While adjudication improved the predictive abilities in our overall population, we further demonstrated that it did not harm specific populations. We analyzed the risk models for three demographic groups characterized as higher risk by providers: males, seniors (age 65+), and Black patients. Within each of these groups, adjudication improved algorithm performance, though not always to a statistically significant degree. This finding suggests that providers are not displaying harmful bias in their adjudication.

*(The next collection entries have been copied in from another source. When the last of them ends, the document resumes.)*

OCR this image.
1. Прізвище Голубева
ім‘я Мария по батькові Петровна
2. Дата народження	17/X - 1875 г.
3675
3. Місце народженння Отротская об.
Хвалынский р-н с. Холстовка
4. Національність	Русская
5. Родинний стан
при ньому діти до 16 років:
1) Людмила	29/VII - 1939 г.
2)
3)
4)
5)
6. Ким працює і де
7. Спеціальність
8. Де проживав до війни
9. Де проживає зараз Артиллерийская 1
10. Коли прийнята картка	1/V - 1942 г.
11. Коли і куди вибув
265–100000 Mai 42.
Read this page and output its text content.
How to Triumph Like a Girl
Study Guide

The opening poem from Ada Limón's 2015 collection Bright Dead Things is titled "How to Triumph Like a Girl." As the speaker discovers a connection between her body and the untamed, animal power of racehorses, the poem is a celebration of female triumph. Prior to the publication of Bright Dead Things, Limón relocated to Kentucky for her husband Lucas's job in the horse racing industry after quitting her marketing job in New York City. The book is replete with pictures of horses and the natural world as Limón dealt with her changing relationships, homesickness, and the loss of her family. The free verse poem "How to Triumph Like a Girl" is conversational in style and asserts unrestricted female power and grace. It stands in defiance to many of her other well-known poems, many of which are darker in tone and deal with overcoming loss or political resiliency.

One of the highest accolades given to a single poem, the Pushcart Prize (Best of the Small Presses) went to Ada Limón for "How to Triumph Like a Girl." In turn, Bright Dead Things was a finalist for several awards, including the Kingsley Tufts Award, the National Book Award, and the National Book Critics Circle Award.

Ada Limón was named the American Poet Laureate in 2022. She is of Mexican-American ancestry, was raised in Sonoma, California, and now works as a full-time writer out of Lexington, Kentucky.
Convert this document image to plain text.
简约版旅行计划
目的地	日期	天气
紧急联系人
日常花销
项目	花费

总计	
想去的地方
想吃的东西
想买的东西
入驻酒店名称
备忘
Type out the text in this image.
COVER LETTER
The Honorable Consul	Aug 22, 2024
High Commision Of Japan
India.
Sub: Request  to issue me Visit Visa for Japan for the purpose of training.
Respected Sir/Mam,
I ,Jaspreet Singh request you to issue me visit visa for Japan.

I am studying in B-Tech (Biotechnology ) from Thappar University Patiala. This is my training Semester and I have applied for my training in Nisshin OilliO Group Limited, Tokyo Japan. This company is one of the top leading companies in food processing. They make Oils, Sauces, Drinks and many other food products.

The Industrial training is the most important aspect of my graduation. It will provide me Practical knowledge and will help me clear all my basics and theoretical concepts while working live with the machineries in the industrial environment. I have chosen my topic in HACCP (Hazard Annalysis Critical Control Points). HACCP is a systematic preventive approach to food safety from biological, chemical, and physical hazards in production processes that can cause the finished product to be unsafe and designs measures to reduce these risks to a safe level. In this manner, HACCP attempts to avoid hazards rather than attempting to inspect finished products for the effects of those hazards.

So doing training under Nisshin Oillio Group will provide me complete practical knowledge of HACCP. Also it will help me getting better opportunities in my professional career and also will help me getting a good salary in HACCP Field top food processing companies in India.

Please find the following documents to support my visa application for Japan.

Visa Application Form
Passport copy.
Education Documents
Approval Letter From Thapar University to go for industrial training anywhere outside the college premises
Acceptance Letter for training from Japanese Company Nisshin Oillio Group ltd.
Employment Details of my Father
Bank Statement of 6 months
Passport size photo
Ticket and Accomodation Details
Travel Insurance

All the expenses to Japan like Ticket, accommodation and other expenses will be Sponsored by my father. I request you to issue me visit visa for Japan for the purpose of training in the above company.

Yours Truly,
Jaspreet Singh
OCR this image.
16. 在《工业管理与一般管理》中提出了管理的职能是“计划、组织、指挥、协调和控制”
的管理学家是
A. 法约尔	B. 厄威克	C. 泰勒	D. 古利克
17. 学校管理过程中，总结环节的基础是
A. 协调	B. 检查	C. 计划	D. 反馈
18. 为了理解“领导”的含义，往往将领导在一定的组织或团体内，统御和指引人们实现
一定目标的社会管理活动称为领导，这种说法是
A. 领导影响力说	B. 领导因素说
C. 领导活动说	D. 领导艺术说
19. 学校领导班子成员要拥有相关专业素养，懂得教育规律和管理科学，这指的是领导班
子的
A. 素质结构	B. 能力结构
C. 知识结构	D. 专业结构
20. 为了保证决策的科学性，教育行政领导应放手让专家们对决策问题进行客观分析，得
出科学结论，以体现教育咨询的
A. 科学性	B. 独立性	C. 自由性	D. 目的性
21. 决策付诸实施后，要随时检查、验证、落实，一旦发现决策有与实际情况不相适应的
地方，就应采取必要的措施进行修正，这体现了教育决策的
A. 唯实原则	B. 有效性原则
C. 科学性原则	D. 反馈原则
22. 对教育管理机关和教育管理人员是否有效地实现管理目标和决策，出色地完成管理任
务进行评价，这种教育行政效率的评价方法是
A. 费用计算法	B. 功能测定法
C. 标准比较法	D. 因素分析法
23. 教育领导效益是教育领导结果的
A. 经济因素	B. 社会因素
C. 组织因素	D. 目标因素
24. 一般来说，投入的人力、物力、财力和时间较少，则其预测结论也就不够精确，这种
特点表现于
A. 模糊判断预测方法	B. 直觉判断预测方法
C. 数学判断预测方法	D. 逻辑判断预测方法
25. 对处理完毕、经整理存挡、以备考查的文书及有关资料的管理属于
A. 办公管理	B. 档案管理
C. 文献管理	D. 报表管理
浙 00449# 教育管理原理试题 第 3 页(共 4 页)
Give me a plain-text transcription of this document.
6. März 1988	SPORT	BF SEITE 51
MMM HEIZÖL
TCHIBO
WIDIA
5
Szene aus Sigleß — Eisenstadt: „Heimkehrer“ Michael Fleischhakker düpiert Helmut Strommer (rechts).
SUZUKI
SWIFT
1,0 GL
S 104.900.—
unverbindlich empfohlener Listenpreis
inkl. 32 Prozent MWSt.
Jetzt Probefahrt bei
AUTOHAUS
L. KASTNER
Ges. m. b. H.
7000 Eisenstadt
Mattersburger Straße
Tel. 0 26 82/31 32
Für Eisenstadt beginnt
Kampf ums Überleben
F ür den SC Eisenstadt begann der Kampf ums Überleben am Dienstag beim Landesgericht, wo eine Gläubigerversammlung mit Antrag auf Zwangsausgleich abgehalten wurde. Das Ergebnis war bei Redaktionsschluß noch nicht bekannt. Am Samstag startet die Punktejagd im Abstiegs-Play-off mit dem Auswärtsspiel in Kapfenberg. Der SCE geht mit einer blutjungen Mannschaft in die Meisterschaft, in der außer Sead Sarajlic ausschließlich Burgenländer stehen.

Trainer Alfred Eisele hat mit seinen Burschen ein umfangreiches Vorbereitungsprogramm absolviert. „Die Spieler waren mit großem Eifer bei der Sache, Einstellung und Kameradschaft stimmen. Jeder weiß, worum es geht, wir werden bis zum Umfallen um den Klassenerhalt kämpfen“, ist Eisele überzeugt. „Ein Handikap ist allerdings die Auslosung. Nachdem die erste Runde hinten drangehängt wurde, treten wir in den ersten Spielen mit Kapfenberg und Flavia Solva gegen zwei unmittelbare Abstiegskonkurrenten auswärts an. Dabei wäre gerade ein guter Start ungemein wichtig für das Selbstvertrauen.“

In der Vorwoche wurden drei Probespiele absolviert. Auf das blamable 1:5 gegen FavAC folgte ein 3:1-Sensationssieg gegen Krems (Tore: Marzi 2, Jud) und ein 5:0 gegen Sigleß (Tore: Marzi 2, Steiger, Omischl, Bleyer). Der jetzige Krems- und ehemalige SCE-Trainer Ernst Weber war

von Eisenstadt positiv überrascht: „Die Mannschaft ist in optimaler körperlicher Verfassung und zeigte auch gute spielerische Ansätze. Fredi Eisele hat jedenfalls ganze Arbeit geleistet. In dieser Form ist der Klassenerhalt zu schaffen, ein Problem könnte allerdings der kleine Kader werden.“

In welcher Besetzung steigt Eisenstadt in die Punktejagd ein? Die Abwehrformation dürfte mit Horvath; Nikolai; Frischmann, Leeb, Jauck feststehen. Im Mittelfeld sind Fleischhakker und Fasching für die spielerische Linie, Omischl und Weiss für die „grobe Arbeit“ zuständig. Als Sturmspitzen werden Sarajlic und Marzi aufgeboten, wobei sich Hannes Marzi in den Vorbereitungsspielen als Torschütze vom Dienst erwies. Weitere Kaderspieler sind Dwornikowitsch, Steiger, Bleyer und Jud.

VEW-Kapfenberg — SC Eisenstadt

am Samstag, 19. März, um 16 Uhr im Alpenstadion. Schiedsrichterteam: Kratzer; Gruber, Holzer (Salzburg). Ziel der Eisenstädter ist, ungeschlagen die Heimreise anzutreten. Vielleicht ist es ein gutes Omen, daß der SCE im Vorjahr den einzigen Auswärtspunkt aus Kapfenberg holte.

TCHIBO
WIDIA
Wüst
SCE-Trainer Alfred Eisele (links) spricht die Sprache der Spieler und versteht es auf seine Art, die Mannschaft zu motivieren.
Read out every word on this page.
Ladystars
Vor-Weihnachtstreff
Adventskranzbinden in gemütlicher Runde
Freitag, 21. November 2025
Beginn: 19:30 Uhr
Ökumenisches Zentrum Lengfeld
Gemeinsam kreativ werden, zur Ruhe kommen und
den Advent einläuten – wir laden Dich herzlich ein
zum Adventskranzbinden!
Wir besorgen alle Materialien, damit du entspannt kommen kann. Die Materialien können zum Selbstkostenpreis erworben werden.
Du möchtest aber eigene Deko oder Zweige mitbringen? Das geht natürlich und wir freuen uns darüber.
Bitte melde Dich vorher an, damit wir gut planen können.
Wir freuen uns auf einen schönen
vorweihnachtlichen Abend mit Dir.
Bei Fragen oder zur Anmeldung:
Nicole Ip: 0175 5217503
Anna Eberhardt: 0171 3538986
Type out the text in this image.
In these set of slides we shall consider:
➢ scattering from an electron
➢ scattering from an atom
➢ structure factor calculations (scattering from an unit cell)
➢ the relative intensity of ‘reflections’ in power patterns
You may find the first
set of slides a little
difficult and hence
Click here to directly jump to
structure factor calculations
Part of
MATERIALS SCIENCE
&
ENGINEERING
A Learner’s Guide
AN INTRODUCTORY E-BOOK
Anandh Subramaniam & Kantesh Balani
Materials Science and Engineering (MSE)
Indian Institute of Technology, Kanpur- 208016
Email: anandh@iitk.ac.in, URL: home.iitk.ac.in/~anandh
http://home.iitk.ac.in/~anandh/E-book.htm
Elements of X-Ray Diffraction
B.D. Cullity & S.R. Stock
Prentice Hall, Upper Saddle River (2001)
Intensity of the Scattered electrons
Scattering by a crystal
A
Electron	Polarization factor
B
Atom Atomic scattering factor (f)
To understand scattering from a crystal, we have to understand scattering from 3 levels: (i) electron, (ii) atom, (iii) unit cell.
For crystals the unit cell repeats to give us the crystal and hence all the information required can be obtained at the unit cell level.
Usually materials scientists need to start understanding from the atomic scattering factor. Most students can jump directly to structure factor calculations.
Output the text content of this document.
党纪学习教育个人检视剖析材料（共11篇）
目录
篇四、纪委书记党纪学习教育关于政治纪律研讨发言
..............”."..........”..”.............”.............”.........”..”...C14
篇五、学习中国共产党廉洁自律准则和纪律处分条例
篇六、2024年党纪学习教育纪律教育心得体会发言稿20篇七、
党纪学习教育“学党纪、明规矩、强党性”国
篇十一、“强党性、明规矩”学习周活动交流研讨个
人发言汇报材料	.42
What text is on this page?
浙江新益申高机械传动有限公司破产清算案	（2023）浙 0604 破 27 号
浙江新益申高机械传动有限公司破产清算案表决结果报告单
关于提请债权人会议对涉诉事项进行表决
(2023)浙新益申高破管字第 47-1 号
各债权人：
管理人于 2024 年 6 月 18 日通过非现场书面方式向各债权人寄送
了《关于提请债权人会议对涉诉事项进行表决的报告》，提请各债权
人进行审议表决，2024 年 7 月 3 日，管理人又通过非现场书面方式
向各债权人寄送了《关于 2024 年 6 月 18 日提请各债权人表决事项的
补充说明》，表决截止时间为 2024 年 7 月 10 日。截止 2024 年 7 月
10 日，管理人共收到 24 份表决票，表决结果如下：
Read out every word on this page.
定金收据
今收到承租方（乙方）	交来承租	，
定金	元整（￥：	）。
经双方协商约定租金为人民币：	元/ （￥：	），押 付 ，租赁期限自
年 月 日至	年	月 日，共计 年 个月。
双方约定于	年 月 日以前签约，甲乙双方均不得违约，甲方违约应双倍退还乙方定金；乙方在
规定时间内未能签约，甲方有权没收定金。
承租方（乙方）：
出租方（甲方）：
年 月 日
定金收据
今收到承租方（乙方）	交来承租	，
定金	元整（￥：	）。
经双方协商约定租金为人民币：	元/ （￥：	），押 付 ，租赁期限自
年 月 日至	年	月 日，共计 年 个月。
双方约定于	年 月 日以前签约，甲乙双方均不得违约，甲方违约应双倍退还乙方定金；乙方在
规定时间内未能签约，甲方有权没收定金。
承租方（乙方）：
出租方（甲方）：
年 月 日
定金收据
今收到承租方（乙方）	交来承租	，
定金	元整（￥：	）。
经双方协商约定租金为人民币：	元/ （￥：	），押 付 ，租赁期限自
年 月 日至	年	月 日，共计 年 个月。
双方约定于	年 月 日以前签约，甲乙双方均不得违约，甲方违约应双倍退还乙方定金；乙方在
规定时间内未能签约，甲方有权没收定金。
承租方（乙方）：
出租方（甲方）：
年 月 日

This study also demonstrated that provider adjudication improves the predictive ability of risk stratification algorithms. That said, adjudication remains a highly manual process that requires clinician time and health-system funding, which is not always feasible or available. Provider adjudication behavior offers clues regarding which elements are lacking from risk algorithms and holds promise for automation of a highly manual process. Integration of clinician-identified factors into risk algorithms is a promising pathway for improvement of future iterations of risk algorithms, and if effective, would reduce the burden of manual processes, save clinician time, and potentially improve patient outcomes.

Limitations

Our provider sample and patient cohort are limited to a single academic medical center with a large regional catchment. 83% of our sample were white patients, suggesting that certain demographic subgroups were underrepresented. In addition, our cohort had a lower percentage of patients insured by Medicaid compared to the general population.25 Furthermore, the patient demographics and disease severity factors were chosen for convenience from the available EHR data. The assessment of patient death was limited to only what was available in the EHR and did not include claims data.

CONCLUSION

Provider adjudication of automated risk stratification algorithms contributes value to the process because human providers offer patient-specific knowledge and experience. In this two-phase study, we first show that providers consider patient characteristics that are unused by a commercial algorithm or that are not available in the EHR. Second, we demonstrated that adjudication makes a meaningful contribution to the risk stratification process over the automated commercial system alone by improving the performance of the risk models.